New books on 19th-century interiors
A book event co-organized by the William Morris Society in the United States and the Historic Interiors Affiliate Group of the Society of Architectural Historians
Friday, February 24, 1 pm EST(10 am PST, 11 am MST, 12 noon CST, 6:00 pm GMT)
Andrea Wolk Rager, The Radical Vision of Edward Burne-Jones (Paul Mellon Centre for Studies in British Art, distributed by Yale University Press, 2022)The first scholarly monograph solely devoted to the artist since 1973, this book re-centers Burne-Jones’s practice in the decorative arts, demonstrating that he consistently questioned the boundaries of artistic media, in keeping with wider debates over the role of the arts in the nineteenth century. It illuminates how Burne-Jones’s art functioned not as a retreat from modernity, but as a vehicle for awakening, offering a protest against imperial aggression, capitalist economic inequality, and environmental destruction in the wake of the industrial revolution in nineteenth-century Britain.

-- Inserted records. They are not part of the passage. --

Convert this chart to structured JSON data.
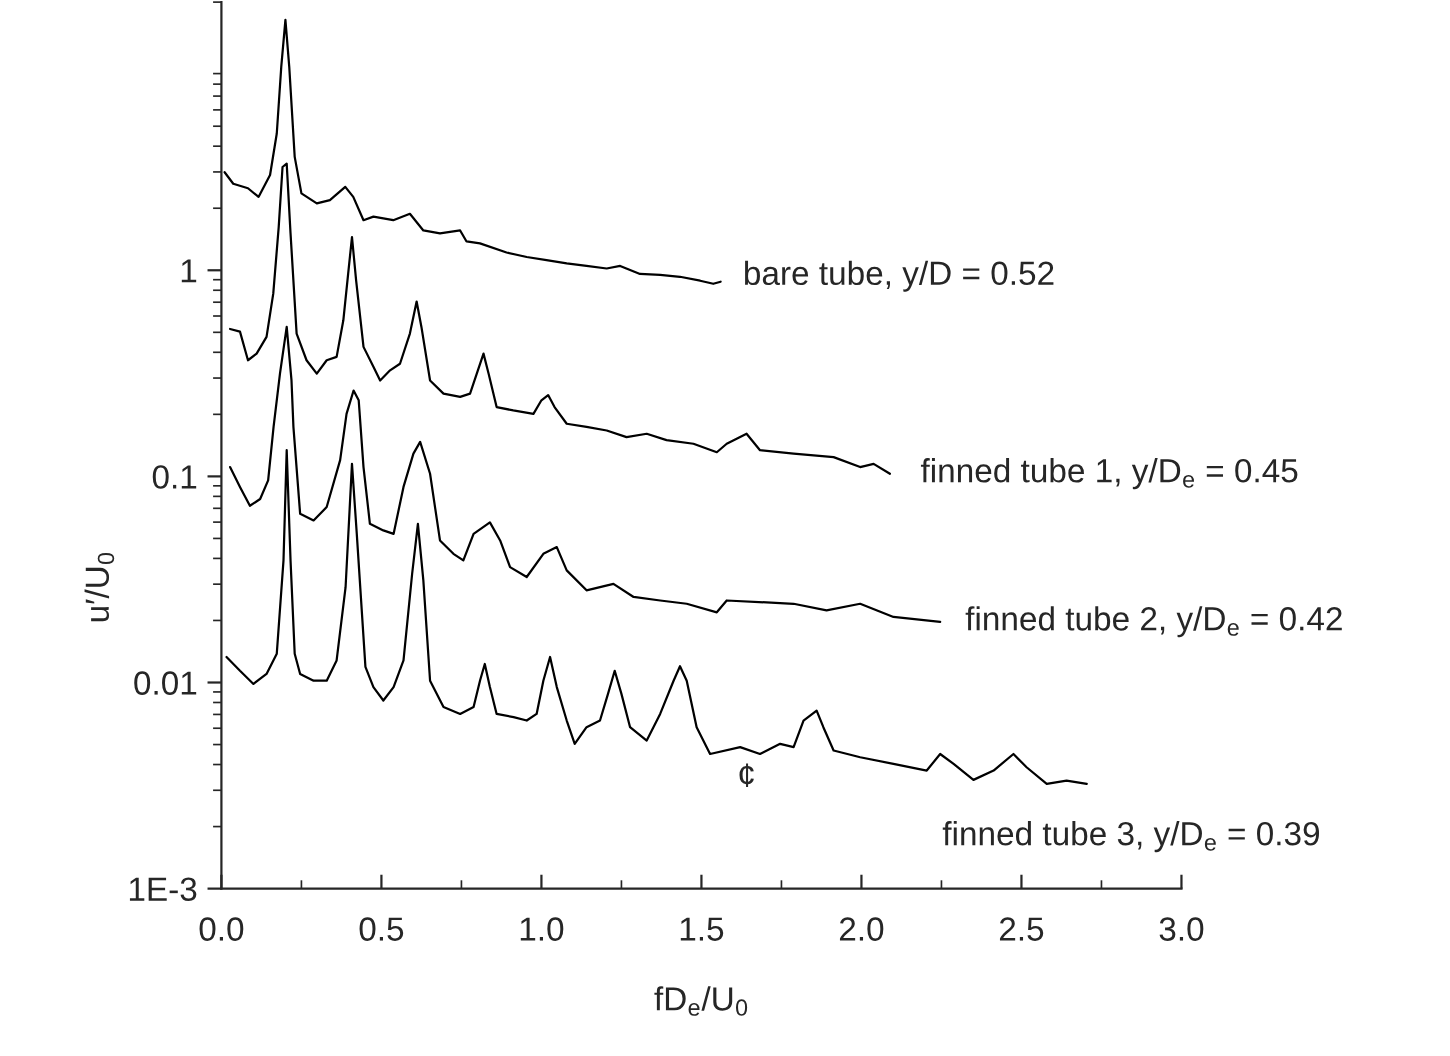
{
  "chart_data": {
    "type": "line",
    "xlabel": "fD$_{e}$/U$_{0}$",
    "ylabel": "u′/U$_{0}$",
    "log": "y",
    "grid": false,
    "legend": false,
    "marker": "none",
    "line_style": "solid",
    "xlim": [
      0,
      3
    ],
    "xticks": [
      {
        "value": 0,
        "label": "0.0"
      },
      {
        "value": 0.5,
        "label": "0.5"
      },
      {
        "value": 1,
        "label": "1.0"
      },
      {
        "value": 1.5,
        "label": "1.5"
      },
      {
        "value": 2,
        "label": "2.0"
      },
      {
        "value": 2.5,
        "label": "2.5"
      },
      {
        "value": 3,
        "label": "3.0"
      }
    ],
    "ylim": [
      0.001,
      20
    ],
    "yticks": [
      {
        "value": 0.001,
        "label": "1E-3"
      },
      {
        "value": 0.01,
        "label": "0.01"
      },
      {
        "value": 0.1,
        "label": "0.1"
      },
      {
        "value": 1,
        "label": "1"
      }
    ],
    "annotations": [
      "¢"
    ],
    "series": [
      {
        "name": "bare tube, y/D = 0.52",
        "color": "#000000",
        "x": [
          0.01,
          0.037,
          0.083,
          0.116,
          0.152,
          0.173,
          0.187,
          0.2,
          0.212,
          0.229,
          0.25,
          0.298,
          0.339,
          0.387,
          0.412,
          0.444,
          0.475,
          0.537,
          0.589,
          0.631,
          0.683,
          0.746,
          0.766,
          0.808,
          0.891,
          0.954,
          1.016,
          1.079,
          1.141,
          1.204,
          1.246,
          1.308,
          1.371,
          1.433,
          1.496,
          1.537,
          1.56
        ],
        "values": [
          2.99,
          2.63,
          2.5,
          2.27,
          2.9,
          4.61,
          9.7,
          16.4,
          9.7,
          3.55,
          2.36,
          2.11,
          2.19,
          2.54,
          2.27,
          1.75,
          1.82,
          1.75,
          1.88,
          1.56,
          1.51,
          1.56,
          1.38,
          1.35,
          1.22,
          1.16,
          1.12,
          1.08,
          1.05,
          1.02,
          1.05,
          0.96,
          0.95,
          0.93,
          0.89,
          0.86,
          0.88
        ]
      },
      {
        "name": "finned tube 1, y/D$_{e}$ = 0.45",
        "color": "#000000",
        "x": [
          0.027,
          0.058,
          0.083,
          0.11,
          0.141,
          0.162,
          0.179,
          0.191,
          0.204,
          0.216,
          0.235,
          0.266,
          0.298,
          0.329,
          0.36,
          0.381,
          0.396,
          0.408,
          0.421,
          0.444,
          0.475,
          0.496,
          0.527,
          0.558,
          0.589,
          0.61,
          0.625,
          0.652,
          0.694,
          0.746,
          0.777,
          0.798,
          0.819,
          0.835,
          0.86,
          0.912,
          0.975,
          1.0,
          1.021,
          1.041,
          1.079,
          1.141,
          1.204,
          1.266,
          1.329,
          1.391,
          1.475,
          1.548,
          1.579,
          1.641,
          1.683,
          1.788,
          1.913,
          1.996,
          2.038,
          2.089
        ],
        "values": [
          0.519,
          0.504,
          0.366,
          0.394,
          0.475,
          0.77,
          1.62,
          3.17,
          3.29,
          1.51,
          0.493,
          0.366,
          0.315,
          0.366,
          0.38,
          0.572,
          0.96,
          1.45,
          0.89,
          0.425,
          0.34,
          0.292,
          0.327,
          0.352,
          0.493,
          0.705,
          0.531,
          0.292,
          0.252,
          0.243,
          0.252,
          0.315,
          0.394,
          0.315,
          0.217,
          0.209,
          0.201,
          0.234,
          0.248,
          0.217,
          0.18,
          0.174,
          0.167,
          0.155,
          0.161,
          0.15,
          0.144,
          0.131,
          0.144,
          0.161,
          0.134,
          0.129,
          0.124,
          0.111,
          0.115,
          0.103
        ]
      },
      {
        "name": "finned tube 2, y/D$_{e}$ = 0.42",
        "color": "#000000",
        "x": [
          0.027,
          0.058,
          0.089,
          0.121,
          0.146,
          0.163,
          0.183,
          0.204,
          0.219,
          0.225,
          0.246,
          0.288,
          0.329,
          0.371,
          0.391,
          0.413,
          0.429,
          0.444,
          0.464,
          0.506,
          0.538,
          0.569,
          0.6,
          0.621,
          0.652,
          0.683,
          0.725,
          0.756,
          0.788,
          0.839,
          0.871,
          0.902,
          0.954,
          1.006,
          1.048,
          1.079,
          1.141,
          1.225,
          1.288,
          1.371,
          1.454,
          1.548,
          1.579,
          1.788,
          1.891,
          1.996,
          2.1,
          2.246
        ],
        "values": [
          0.111,
          0.0889,
          0.072,
          0.0777,
          0.0957,
          0.174,
          0.315,
          0.531,
          0.292,
          0.174,
          0.0658,
          0.0611,
          0.071,
          0.12,
          0.201,
          0.261,
          0.234,
          0.111,
          0.0589,
          0.0547,
          0.0526,
          0.0889,
          0.129,
          0.147,
          0.103,
          0.0489,
          0.0421,
          0.0391,
          0.0526,
          0.0598,
          0.0489,
          0.0363,
          0.0325,
          0.0421,
          0.0454,
          0.035,
          0.028,
          0.0301,
          0.026,
          0.025,
          0.0241,
          0.0219,
          0.025,
          0.0241,
          0.0224,
          0.0241,
          0.0208,
          0.0197
        ]
      },
      {
        "name": "finned tube 3, y/D$_{e}$ = 0.39",
        "color": "#000000",
        "x": [
          0.016,
          0.058,
          0.1,
          0.141,
          0.173,
          0.194,
          0.204,
          0.216,
          0.229,
          0.246,
          0.288,
          0.329,
          0.36,
          0.388,
          0.408,
          0.423,
          0.45,
          0.475,
          0.506,
          0.538,
          0.569,
          0.596,
          0.614,
          0.631,
          0.652,
          0.694,
          0.746,
          0.788,
          0.808,
          0.823,
          0.839,
          0.86,
          0.913,
          0.954,
          0.985,
          1.006,
          1.027,
          1.048,
          1.079,
          1.104,
          1.141,
          1.183,
          1.208,
          1.229,
          1.25,
          1.277,
          1.329,
          1.371,
          1.413,
          1.433,
          1.454,
          1.485,
          1.527,
          1.621,
          1.683,
          1.746,
          1.788,
          1.819,
          1.86,
          1.881,
          1.913,
          1.996,
          2.1,
          2.204,
          2.246,
          2.288,
          2.35,
          2.413,
          2.475,
          2.516,
          2.579,
          2.641,
          2.704
        ],
        "values": [
          0.0133,
          0.0114,
          0.00984,
          0.011,
          0.0138,
          0.0391,
          0.134,
          0.0391,
          0.0138,
          0.011,
          0.0102,
          0.0102,
          0.0128,
          0.029,
          0.115,
          0.0526,
          0.0119,
          0.0095,
          0.00818,
          0.0095,
          0.0128,
          0.0337,
          0.0589,
          0.0313,
          0.0102,
          0.0076,
          0.00704,
          0.0076,
          0.0102,
          0.0123,
          0.0095,
          0.00704,
          0.00679,
          0.00654,
          0.00704,
          0.0102,
          0.0133,
          0.0095,
          0.00654,
          0.00504,
          0.00607,
          0.00654,
          0.00881,
          0.0114,
          0.00881,
          0.00607,
          0.00523,
          0.00704,
          0.0102,
          0.012,
          0.0102,
          0.00607,
          0.0045,
          0.00486,
          0.0045,
          0.00504,
          0.00486,
          0.00654,
          0.00731,
          0.00607,
          0.00468,
          0.00434,
          0.00403,
          0.00374,
          0.0045,
          0.00403,
          0.00337,
          0.00374,
          0.0045,
          0.00388,
          0.00322,
          0.00334,
          0.00322
        ]
      }
    ]
  }
}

John Holmes, Temple of Science: The Pre-Raphaelites and Oxford University Museum of Natural History (Bodleian Library and Oxford University Museum of Natural History, 2020)In the 1850s, some of England’s most eminent scientists worked with John Ruskin and the Pre-Raphaelites to design and decorate a new museum that was to be Oxford University’s first science faculty. Temple of Science sets out the history of the campaign to build the museum before taking the reader on a tour of the art of the museum itself. It looks at the façade and the central court, with their beautiful natural history carvings and marble columns illustrating geological strata, and at the pantheon of scientists. Together they form the world’s finest collection of Pre-Raphaelite sculpture.
Both books address ideas about the interior as a site for public and private artistic commissions and both discuss the Pre-Raphaelites, who were famously committed to the decorative arts and to bringing art into everyday life through the decoration of interiors. The session will be of interest to anyone who works within the broad, interdisciplinary fields of interiors, museum history, and/or nineteenth-century art.
The 90-minute event will begin with two short 15-minute presentations in which the authors will introduce their books and reflect on their methods and approaches to the field. Members of HIG and WMS-US will then moderate a discussion and invite questions from the audience.